As traditional American doctrine was neglected, the competing ideology of socialism has taken off. Karl Marx’s book, which was written in 1844, never had much influence in American society. That was until we had backslid from Christian principles of economics and dabbled in greed. Thus, monopolies would form and grow. Wealth was accumulated, instead of employing the extra wealth to meet the needs of the poor and society itself. Self-culture (or individual interest), as Field would put it, began to replace the common good of the community.

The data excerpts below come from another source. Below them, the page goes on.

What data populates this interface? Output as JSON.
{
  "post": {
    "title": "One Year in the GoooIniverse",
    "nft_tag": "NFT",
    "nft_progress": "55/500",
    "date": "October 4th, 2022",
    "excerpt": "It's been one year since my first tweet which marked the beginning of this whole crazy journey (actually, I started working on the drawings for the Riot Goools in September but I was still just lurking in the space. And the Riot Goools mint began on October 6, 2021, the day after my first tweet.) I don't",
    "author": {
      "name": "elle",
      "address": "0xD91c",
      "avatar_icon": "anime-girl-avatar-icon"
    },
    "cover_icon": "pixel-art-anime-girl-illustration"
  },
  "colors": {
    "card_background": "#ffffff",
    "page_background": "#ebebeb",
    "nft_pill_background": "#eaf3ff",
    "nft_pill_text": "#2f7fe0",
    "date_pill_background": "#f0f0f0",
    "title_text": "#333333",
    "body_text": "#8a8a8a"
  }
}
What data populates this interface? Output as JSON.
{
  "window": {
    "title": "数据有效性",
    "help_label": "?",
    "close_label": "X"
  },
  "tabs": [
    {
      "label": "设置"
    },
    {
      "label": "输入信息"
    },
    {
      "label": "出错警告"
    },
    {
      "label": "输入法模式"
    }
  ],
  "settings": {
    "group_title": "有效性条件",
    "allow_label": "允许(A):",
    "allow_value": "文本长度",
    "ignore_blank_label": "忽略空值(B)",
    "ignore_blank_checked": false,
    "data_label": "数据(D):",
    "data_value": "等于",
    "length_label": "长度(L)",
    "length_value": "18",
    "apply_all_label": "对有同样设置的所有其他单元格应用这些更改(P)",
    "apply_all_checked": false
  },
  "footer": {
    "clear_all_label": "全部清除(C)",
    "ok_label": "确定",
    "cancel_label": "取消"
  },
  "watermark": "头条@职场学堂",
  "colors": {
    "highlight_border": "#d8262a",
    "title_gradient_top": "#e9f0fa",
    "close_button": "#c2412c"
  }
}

Marshall Foster writes that “in the loft restaurant above Peck’s restaurant at 140 Fulton Street in lower Manhattan, a group of young men met to plan the overthrow of the predominately Christian world-view that still pervaded America. At this first meeting five men were present: Upton Sinclair, 27, a writer and a socialist; Jack London, writer; Thomas Wentworth Higginson, a Unitarian minister; J.G. Phelps Stokes, husband of a socialist leader; and Clarence Darrow, a lawyer.

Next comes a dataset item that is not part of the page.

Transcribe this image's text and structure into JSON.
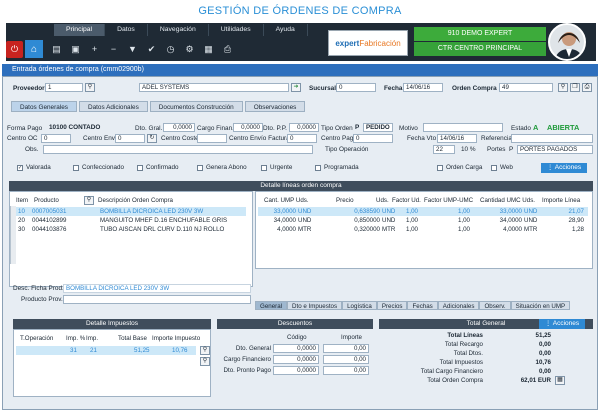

Their organization was called the Intercollegiate Socialist Society. Their purpose was to ‘promote an intelligent interest in socialism among college men and women.’ These men were ready to become the exponents of an idea passed on to them by an obscure writer named Karl Marx—a man who never tried to be self-supporting but was supported by a wealthy industrialist who, inexplicably, believed in his theory of ‘the dictatorship of the proletariat.’ Although a small group in the beginning, these adherents of socialism more than succeeded in their task.”

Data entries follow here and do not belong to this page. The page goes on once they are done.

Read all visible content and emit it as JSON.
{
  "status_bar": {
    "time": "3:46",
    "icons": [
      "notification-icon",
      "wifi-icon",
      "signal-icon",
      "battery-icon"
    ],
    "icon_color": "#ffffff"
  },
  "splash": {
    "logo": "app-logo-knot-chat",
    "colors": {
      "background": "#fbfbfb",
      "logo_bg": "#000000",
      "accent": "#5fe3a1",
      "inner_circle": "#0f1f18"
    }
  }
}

“By using the proven method of gradualism, taken from the Roman general, Quintus Fabius Maximus, these men and others who joined with them slowly infiltrated” the public schools of our nation. By 1912 there were chapters in 44 colleges. By 1917 there were 61 chapters of student study groups of the League of Industrial Democracy. “At that time John Dewey, the godfather of progressive education, was the vice-president of the league. By 1941 Dewey had become president and Reinhold Niebuhr, the liberal socialist theologian, was the treasurer.”
The beginning of the end of traditional America had become entrenched. Dr. Stephen K. McDowell mentions that “the loss Christian tradition, character, and responsibility led to the failure of many banks in the early 1900’s. To remedy this situation, power was granted to a centralized Federal Reserve Board in 1913. But this unbiblical economic structure and lack of character produced many more problems. Within 20 years, the Stock Market had crashed, and America was in the midst of the Great Depression.” With the propagation of socialism, people were ready for Roosevelt's “New Deal,” such as Social Security and other welfare agencies, which ultimately set up the State as provider rather than God.
Daniel L. Smith
 Dr. Beliles, Mark A., and Stephen K. Dr. McDowell. America's Providential History: Including Biblical Principles of Education, Government, Politics, Economics, and Family Life, 253. 1989.
 Field, Peter S. 2001. ""the Transformation of Genius into Practical Power": Relph Waldo Emerson and the Public Lecture." Journal of the Early Republic 21 (3) (Fall): 467-493.
 Foster, Marshall, and Mary-Elaine Swanson. The American Covenant: The Untold Story, xvii. Mayflower Inst, 1983.
 Ibid., Dr. Beliles, Mark A., and Stephen K. Dr. McDowell, 250-251.